James Kinneavy’s “Modes of Discourse”
The modes of discourse refers to what discourses are *about*.
To determine the mode of a discourse, ask yourself 2 questions:
- What is the object of the discourse? What’s being talked about?
- What aspect of that object is given the most attention?
The 4 modes 0r “windows on reality” (ways of looking at an issue):
- Narrative – gives “prominence to changes taking place in reality”
- Dynamic (Becoming) view of reality
- Details change from potential/potency to act (Moves forward)
- Attempts to show causality
- Theorizes a procedure chronologically: 1st, 2nd, 3rd, etc. (prescriptive) - Evaluative – pronounces judgment on a thing or event
- Dynamic (Becoming) view of reality
- Considers the act relative to its potential (Looks backward)
- Structure is the same as classificatory mode (parts become criteria)
- Logic is syllogistic, as classificatory mode, except a positive evaluation is attached –> All GOOD social networks have x,y,z
Facebook has x,y,z
Facebook is a good social network
- Descriptive – a still, stable “photograph of reality”
- Static (Being) view of reality
- Concerned with individual characteristics (Existence)
- Whole to part organizational structure (need to be sure you have all the parts when you use this mode)
- Simply describe the component parts of the main thing
- Clustering way of thinking
- The parts need to be parallel in importance, level of abstraction, mutual exclusivity - Classificatory – “not concerned with the unique thing, but with things as members of groups”
- Static (Being)
- Concerned with group/class characteristics (Essence)
- Part to whole organizational structure –> demonstrate how the part belongs to the whole
- 1st must take the thing (object under study) and name it into a larger whole
- Logic is syllogistic–>all social networks have x,y,z characteristics
Facebook has x,y,z characteristics
Facebook is a social network
- Compare/contrast themes use this mode of organization (x,y,z above would be points of comparison)
Other important points:
- The modes closely parallel the 4 points of stasis, as described by Cicero.
- “Modes determine organization” and “differentiate the various kinds of scholars” in disciplines.

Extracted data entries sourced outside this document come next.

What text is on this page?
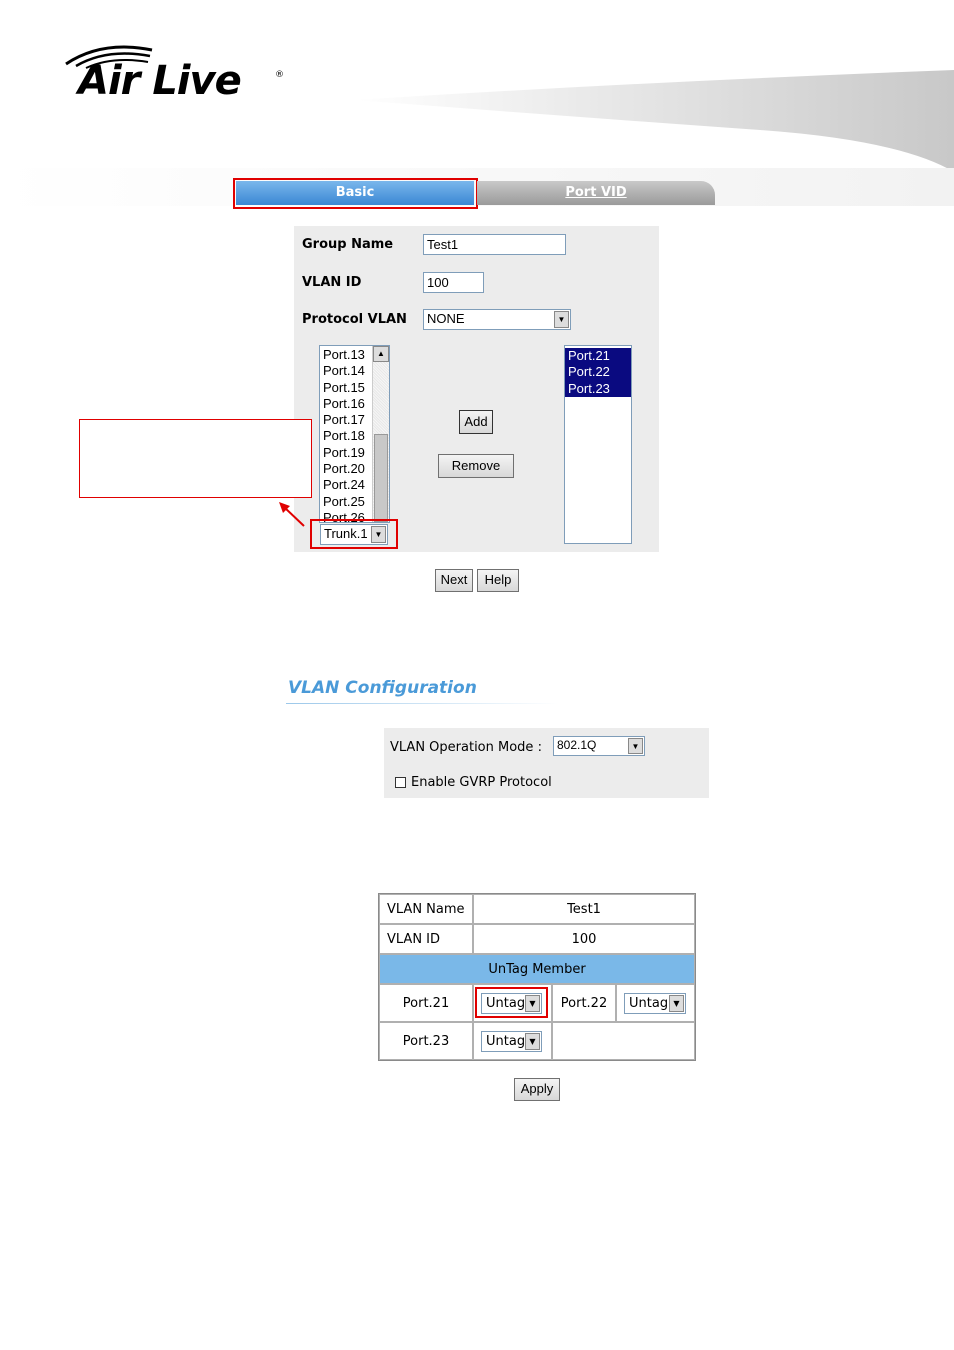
Air Live	®
Basic	Port VID
Group Name	Test1
VLAN ID	100
Protocol VLAN	NONE	▼
Port.13
Port.14
Port.15
Port.16
Port.17
Port.18
Port.19
Port.20
Port.24
Port.25
Port.26
▲
Trunk.1 ▼
Port.21
Port.22
Port.23
Add
Remove
Next	Help
VLAN Configuration
VLAN Operation Mode :	802.1Q	▼
Enable GVRP Protocol
VLAN Name	Test1
VLAN ID	100
UnTag Member
Port.21	Untag ▼	Port.22	Untag ▼
Port.23	Untag ▼
Apply
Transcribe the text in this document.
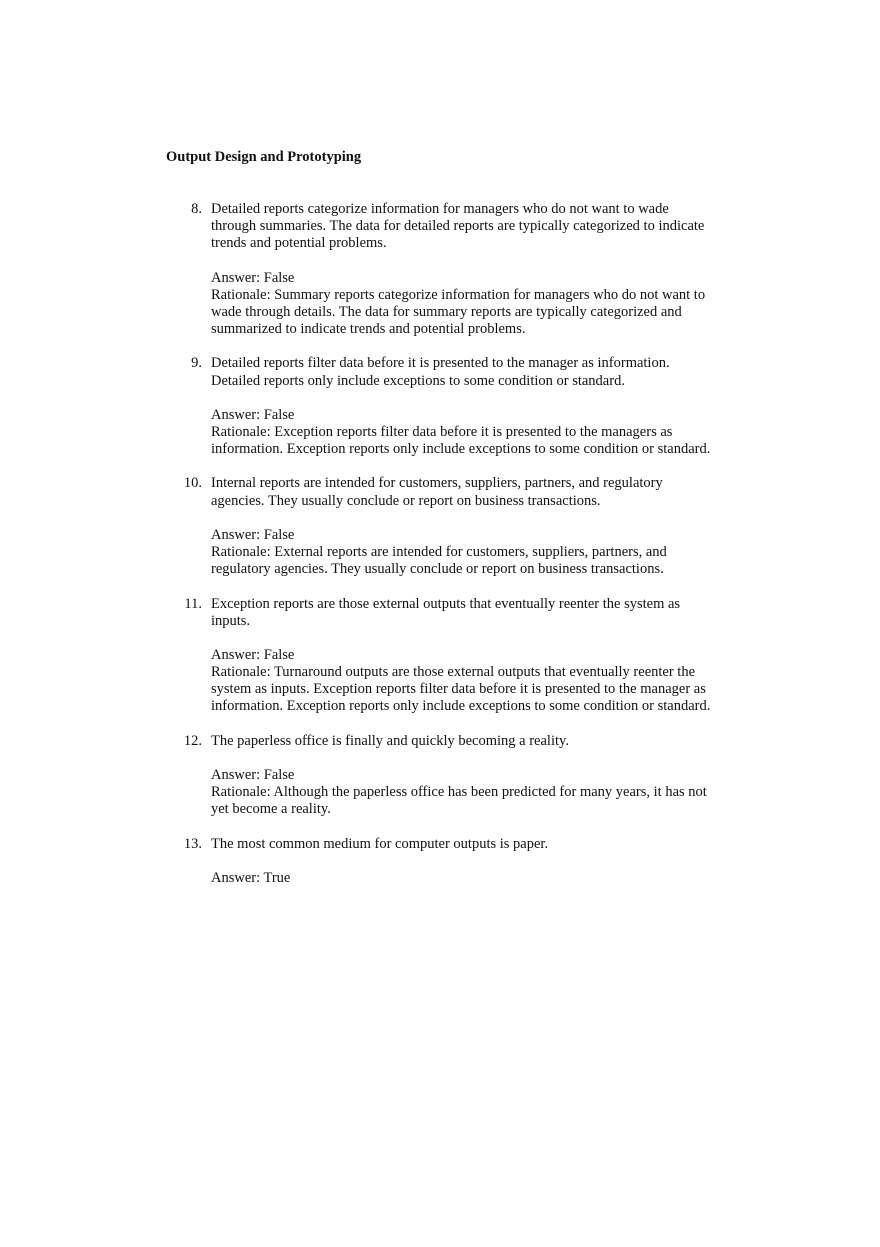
Output Design and Prototyping
8. Detailed reports categorize information for managers who do not want to wade
through summaries. The data for detailed reports are typically categorized to indicate
trends and potential problems.
Answer: False
Rationale: Summary reports categorize information for managers who do not want to
wade through details. The data for summary reports are typically categorized and
summarized to indicate trends and potential problems.
9. Detailed reports filter data before it is presented to the manager as information.
Detailed reports only include exceptions to some condition or standard.
Answer: False
Rationale: Exception reports filter data before it is presented to the managers as
information. Exception reports only include exceptions to some condition or standard.
10. Internal reports are intended for customers, suppliers, partners, and regulatory
agencies. They usually conclude or report on business transactions.
Answer: False
Rationale: External reports are intended for customers, suppliers, partners, and
regulatory agencies. They usually conclude or report on business transactions.
11. Exception reports are those external outputs that eventually reenter the system as
inputs.
Answer: False
Rationale: Turnaround outputs are those external outputs that eventually reenter the
system as inputs. Exception reports filter data before it is presented to the manager as
information. Exception reports only include exceptions to some condition or standard.
12. The paperless office is finally and quickly becoming a reality.
Answer: False
Rationale: Although the paperless office has been predicted for many years, it has not
yet become a reality.
13. The most common medium for computer outputs is paper.
Answer: True
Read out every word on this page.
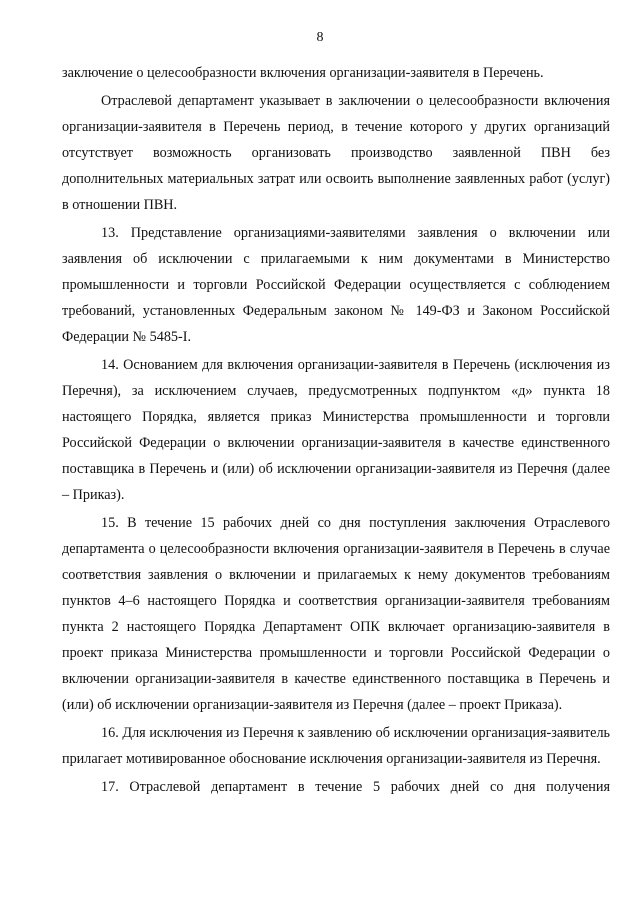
8

заключение о целесообразности включения организации-заявителя в Перечень.

Отраслевой департамент указывает в заключении о целесообразности включения организации-заявителя в Перечень период, в течение которого у других организаций отсутствует возможность организовать производство заявленной ПВН без дополнительных материальных затрат или освоить выполнение заявленных работ (услуг) в отношении ПВН.

13. Представление организациями-заявителями заявления о включении или заявления об исключении с прилагаемыми к ним документами в Министерство промышленности и торговли Российской Федерации осуществляется с соблюдением требований, установленных Федеральным законом № 149-ФЗ и Законом Российской Федерации № 5485-I.

14. Основанием для включения организации-заявителя в Перечень (исключения из Перечня), за исключением случаев, предусмотренных подпунктом «д» пункта 18 настоящего Порядка, является приказ Министерства промышленности и торговли Российской Федерации о включении организации-заявителя в качестве единственного поставщика в Перечень и (или) об исключении организации-заявителя из Перечня (далее – Приказ).

15. В течение 15 рабочих дней со дня поступления заключения Отраслевого департамента о целесообразности включения организации-заявителя в Перечень в случае соответствия заявления о включении и прилагаемых к нему документов требованиям пунктов 4–6 настоящего Порядка и соответствия организации-заявителя требованиям пункта 2 настоящего Порядка Департамент ОПК включает организацию-заявителя в проект приказа Министерства промышленности и торговли Российской Федерации о включении организации-заявителя в качестве единственного поставщика в Перечень и (или) об исключении организации-заявителя из Перечня (далее – проект Приказа).

16. Для исключения из Перечня к заявлению об исключении организация-заявитель прилагает мотивированное обоснование исключения организации-заявителя из Перечня.

17. Отраслевой департамент в течение 5 рабочих дней со дня получения
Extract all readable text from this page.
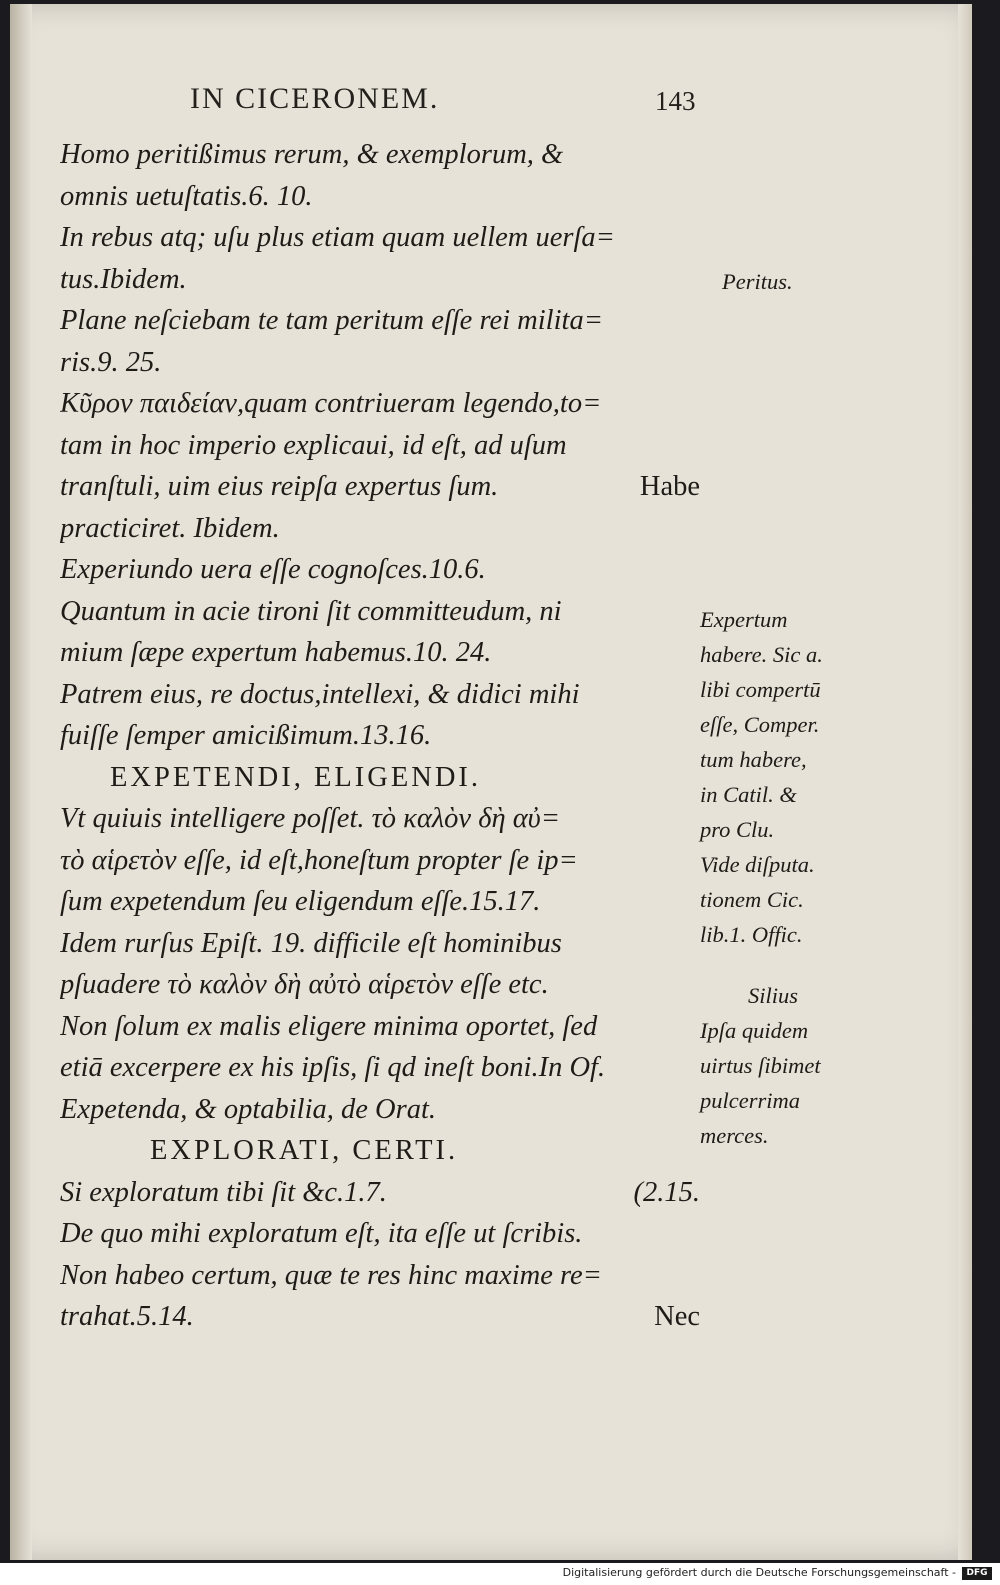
IN CICERONEM.	143
Homo peritißimus rerum, & exemplorum, &
omnis uetuſtatis.6. 10.
In rebus atq; uſu plus etiam quam uellem uerſa=
tus.Ibidem.
Plane neſciebam te tam peritum eſſe rei milita=
ris.9. 25.
Κῦρον παιδείαν,quam contriueram legendo,to=
tam in hoc imperio explicaui, id eſt, ad uſum
tranſtuli, uim eius reipſa expertus ſum.	Habe
practiciret. Ibidem.
Experiundo uera eſſe cognoſces.10.6.
Quantum in acie tironi ſit committeudum, ni
mium ſæpe expertum habemus.10. 24.
Patrem eius, re doctus,intellexi, & didici mihi
fuiſſe ſemper amicißimum.13.16.
EXPETENDI, ELIGENDI.
Vt quiuis intelligere poſſet. τὸ καλὸν δὴ αὐ=
τὸ αἱρετὸν eſſe, id eſt,honeſtum propter ſe ip=
ſum expetendum ſeu eligendum eſſe.15.17.
Idem rurſus Epiſt. 19. difficile eſt hominibus
pſuadere τὸ καλὸν δὴ αὐτὸ αἱρετὸν eſſe etc.
Non ſolum ex malis eligere minima oportet, ſed
etiā excerpere ex his ipſis, ſi qd ineſt boni.In Of.
Expetenda, & optabilia, de Orat.
EXPLORATI, CERTI.
Si exploratum tibi ſit &c.1.7.	(2.15.
De quo mihi exploratum eſt, ita eſſe ut ſcribis.
Non habeo certum, quæ te res hinc maxime re=
trahat.5.14.	Nec
Peritus.
Expertum
habere. Sic a.
libi compertū
eſſe, Comper.
tum habere,
in Catil. &
pro Clu.
Vide diſputa.
tionem Cic.
lib.1. Offic.
Silius
Ipſa quidem
uirtus ſibimet
pulcerrima
merces.
Digitalisierung gefördert durch die Deutsche Forschungsgemeinschaft -	DFG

- E.g. “literary history is narrative, literary criticism is evaluative, literary theory is classifictory, and literary analysis is descriptive.” - Isolating the modes from one another is artificial, since they are always working with one another to provide a thick picture of reality.
- Looking through the lens of one mode will always hide what could be seen when viewed through another.
- Thus, the modes both illuminate and obfuscate the same reality, depending on which lens one has on.
- “Each mode needs to be supplemented by the other modes to make any pretense to a full account” of reality.
There is a direct relationship between the modes and stasis theory. The modes, like stases, make rhetoric possible in that they offer a way of getting to what’s at issue in a text. They are both ways of constructing reality.
When can a text that exists unto itself in the descriptive mode be used as a heuristic to evaluate (an) other text(s)? What elevates a text to the level of a heuristic? How does that movement happen?